The Barron’s article adds that CCA is counting on “the old standby of recidivism to keep prison head counts growing, filling its empty beds.” To the impoverished rural communities where these prisons are located, it’s about needed jobs.

The criminal injustice system has many faults, other than an inadequate number of beds filled with convicted corporate crooks. As the Justice Roundtable, composed of a collation of over 50 national organizations, declares, “The current punitive system depletes budgets without making society safer…The Archaic system must be reformed to be rehabilitative, just and accountable.”

How naïve! Don’t these experienced people know that first they have to change the purposes of this system? Instead of wanting more prisoners and treating them in such ways that when they get out they are too unskilled and damaged to overcome the society’s exclusionary pressures that half of them end up back in jail, they should be training these prisoners to be contributing members of society. But that’s the problem of the gigantic prison machine that thrives on returning prisoners.

The same perverse incentives apply to the self-defeating trillion-dollar war on drugs (see Drug Policy Alliance). History has demonstrated that driving addictions into illegal undergrounds creates vicious underworld crimes. In Mexico, the so-called drug cartel is getting close to destroying local governments in many regions.

In the U.S., half a million people are behind bars for nonviolent drug offenses, the vast majority arrested for mere possession, not production or sale. That is nearly one in four of all prisoners. There are twenty million marijuana arrests every year in the U.S.!

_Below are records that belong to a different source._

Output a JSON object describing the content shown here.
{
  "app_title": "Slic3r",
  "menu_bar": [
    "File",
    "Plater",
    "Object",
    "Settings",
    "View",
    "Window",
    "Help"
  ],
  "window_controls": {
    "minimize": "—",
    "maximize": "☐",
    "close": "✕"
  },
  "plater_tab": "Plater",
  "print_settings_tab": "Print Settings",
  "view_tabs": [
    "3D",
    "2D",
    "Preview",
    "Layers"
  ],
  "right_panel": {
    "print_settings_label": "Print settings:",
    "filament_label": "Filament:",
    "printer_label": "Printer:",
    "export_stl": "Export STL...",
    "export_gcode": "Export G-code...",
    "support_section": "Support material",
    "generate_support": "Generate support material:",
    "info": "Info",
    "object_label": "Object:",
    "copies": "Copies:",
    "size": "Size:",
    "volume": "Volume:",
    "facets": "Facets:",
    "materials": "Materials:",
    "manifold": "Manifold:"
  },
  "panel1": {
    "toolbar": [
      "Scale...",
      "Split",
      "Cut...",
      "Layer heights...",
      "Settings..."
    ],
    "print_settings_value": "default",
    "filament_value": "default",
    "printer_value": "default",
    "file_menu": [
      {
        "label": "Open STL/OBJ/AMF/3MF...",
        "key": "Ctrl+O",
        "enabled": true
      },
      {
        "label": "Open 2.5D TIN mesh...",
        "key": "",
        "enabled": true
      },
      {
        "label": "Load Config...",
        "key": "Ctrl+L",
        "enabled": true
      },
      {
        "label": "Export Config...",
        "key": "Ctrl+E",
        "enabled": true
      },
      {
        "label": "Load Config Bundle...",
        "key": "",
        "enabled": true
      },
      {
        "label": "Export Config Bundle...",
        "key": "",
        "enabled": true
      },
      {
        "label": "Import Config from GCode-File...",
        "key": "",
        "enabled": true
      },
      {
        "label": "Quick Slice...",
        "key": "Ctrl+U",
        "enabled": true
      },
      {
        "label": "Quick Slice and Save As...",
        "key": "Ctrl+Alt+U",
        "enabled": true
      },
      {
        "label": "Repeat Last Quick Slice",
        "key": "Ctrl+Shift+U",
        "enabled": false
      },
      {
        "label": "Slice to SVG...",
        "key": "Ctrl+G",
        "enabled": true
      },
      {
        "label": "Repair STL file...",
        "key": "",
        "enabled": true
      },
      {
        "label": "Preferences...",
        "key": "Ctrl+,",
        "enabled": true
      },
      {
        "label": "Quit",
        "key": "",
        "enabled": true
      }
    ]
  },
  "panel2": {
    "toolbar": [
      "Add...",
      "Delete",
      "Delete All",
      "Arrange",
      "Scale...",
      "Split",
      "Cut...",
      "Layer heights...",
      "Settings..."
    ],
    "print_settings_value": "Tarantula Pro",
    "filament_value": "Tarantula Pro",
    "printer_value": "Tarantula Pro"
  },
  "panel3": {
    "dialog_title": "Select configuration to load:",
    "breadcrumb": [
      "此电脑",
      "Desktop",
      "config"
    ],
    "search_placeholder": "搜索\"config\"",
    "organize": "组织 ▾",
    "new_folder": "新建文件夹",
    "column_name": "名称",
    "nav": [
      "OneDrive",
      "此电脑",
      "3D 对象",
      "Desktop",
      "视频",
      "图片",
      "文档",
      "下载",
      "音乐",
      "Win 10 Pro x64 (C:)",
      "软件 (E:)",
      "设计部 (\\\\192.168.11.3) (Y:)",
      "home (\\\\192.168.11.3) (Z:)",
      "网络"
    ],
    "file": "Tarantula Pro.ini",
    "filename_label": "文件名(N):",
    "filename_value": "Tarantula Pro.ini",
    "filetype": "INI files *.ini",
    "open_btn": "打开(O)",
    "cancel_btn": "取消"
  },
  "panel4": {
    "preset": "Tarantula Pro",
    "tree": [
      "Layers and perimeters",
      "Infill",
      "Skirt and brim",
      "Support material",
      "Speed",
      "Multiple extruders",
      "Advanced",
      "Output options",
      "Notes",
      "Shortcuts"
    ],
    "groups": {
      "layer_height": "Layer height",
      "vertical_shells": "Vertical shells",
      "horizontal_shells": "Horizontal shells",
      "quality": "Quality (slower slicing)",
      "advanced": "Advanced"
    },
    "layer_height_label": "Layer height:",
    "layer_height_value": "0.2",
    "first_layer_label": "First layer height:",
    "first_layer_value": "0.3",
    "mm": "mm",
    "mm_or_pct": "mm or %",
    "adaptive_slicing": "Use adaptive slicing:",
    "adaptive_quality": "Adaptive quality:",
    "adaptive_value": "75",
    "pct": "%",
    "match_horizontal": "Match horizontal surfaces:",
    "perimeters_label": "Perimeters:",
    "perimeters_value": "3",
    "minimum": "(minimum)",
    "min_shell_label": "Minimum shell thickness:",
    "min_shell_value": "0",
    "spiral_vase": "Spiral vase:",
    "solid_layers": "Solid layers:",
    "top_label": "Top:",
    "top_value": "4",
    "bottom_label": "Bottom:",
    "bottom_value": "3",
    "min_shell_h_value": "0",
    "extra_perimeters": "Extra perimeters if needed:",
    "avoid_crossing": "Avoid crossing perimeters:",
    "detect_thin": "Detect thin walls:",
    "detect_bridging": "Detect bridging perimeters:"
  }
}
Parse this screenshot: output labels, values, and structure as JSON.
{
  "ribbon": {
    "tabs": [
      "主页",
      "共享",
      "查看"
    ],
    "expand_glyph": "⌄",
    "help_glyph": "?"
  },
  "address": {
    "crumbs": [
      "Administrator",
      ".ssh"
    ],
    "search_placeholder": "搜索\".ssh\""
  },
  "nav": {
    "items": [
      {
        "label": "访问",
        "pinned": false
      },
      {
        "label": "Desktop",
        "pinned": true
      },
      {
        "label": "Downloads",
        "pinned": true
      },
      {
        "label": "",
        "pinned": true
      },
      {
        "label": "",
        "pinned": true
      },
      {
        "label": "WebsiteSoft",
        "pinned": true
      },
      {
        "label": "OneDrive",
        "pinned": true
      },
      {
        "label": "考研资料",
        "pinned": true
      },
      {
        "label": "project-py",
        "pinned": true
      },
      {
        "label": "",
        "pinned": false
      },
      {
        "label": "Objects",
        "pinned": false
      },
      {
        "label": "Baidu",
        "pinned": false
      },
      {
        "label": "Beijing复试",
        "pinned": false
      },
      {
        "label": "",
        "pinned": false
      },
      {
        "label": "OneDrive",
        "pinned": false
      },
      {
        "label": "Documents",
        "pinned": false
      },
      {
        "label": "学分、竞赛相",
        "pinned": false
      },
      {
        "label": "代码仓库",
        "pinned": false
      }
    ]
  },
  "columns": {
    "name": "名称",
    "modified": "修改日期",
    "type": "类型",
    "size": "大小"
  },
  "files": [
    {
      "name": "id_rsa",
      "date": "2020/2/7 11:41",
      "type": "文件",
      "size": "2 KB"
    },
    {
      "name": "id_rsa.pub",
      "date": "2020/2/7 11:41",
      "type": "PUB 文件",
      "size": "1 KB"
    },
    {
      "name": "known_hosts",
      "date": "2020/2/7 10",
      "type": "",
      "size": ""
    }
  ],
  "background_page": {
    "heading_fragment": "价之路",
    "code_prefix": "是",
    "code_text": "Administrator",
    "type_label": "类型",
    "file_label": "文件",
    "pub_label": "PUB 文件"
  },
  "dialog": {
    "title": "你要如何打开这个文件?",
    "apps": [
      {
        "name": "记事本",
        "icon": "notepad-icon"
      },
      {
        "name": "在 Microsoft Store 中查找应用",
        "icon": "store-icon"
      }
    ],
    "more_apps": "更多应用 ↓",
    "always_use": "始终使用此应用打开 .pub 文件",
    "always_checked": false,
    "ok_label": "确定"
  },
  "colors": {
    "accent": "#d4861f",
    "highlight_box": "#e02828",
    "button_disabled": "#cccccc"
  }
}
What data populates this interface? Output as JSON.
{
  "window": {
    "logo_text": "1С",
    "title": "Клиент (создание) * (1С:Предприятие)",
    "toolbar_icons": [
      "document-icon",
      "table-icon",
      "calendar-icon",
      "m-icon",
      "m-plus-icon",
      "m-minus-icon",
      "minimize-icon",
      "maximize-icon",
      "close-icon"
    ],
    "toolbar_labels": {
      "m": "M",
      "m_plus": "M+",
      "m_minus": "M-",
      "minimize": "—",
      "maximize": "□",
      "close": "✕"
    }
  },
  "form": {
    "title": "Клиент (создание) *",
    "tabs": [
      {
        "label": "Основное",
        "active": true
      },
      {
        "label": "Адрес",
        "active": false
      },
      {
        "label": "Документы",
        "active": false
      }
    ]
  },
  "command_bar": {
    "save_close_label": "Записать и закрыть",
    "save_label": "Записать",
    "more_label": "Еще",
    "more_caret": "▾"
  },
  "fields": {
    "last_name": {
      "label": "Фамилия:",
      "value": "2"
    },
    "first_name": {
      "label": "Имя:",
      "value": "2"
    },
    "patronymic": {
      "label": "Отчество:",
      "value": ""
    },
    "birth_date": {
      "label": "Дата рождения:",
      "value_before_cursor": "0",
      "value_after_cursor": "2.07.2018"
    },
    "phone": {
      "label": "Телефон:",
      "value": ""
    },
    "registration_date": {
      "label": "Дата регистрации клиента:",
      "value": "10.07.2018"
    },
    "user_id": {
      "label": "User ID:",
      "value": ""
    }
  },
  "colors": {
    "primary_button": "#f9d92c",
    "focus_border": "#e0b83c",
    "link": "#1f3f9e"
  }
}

Drug addictions are treated as crimes instead of as health problems, which we do with tobacco and alcohol addictions. Gross racial disparities persists, starting with black teenagers having to go to jail for a drug offense six times more often than a comparable white youth, both with prior clean records.

Without rehabilitation changes in prisons and changes in societal attitudes toward those who have done time, ex-prisoners will continue to have trouble getting jobs having food stamp eligibility, financial aid for college or vocational schools and even the right to vote.

In the first ever congressional hearing on solitary confinement, led by Senator Richard Durbin (D-Ill.) last month, the Senate Judiciary Committee’s Subcommittee on the Constitution, Civil Rights and Human Rights received testimony about and directly from wrongfully convicted prisoners put away in “the hole,” as solitary has been called for years. They also heard from Christopher Epps, the boss of the Mississippi prison system, one of a few states that, in the words of The New York Times, “ha(s) reduced prison violence and reaped millions in budgetary savings by steeply cutting back on solitary confinement.”

From the lethal drug wars on our city streets to the crowding out of civil cases from the federal and state dockets clogged by these drug cases, to the blocking of proven, superior ways to deal with the entire problem by innovative judges, thoughtful scholars and prominent advocacy groups, the time is ripe for change.

Right/Left convergence is emerging. Last April, for instance, David Keene, former Chair of the American Conservative Union and Grover Norquist, president of Americans for Tax Reform, joined with the NAACP and other liberals to highlight escalating levels of prison spending and its impact on our nation’s children and poorly performing schools. Connecticut spends $40,000 a year to imprison a juvenile offender compared to less than $12,000 a year to educate a young person. Other similar convergences over hugely disparate sentencing as with crack and cocaine are forming, making both economic and humane arguments. More young black men are locked up than are in college, according to the Justice Roundtable.

Still, there hasn’t been enough reform pressure even to pass outgoing U.S. Senator Jim Webb’s legislation simply to create a National Criminal Justice Commission. This legislation is now stuck in Senatorial limbo.

Start up the prison tours. Have some led by articulate, former convicts who are pushing to reform our cruel, costly and ineffective prison system. It is so easy to do much better, if we want to.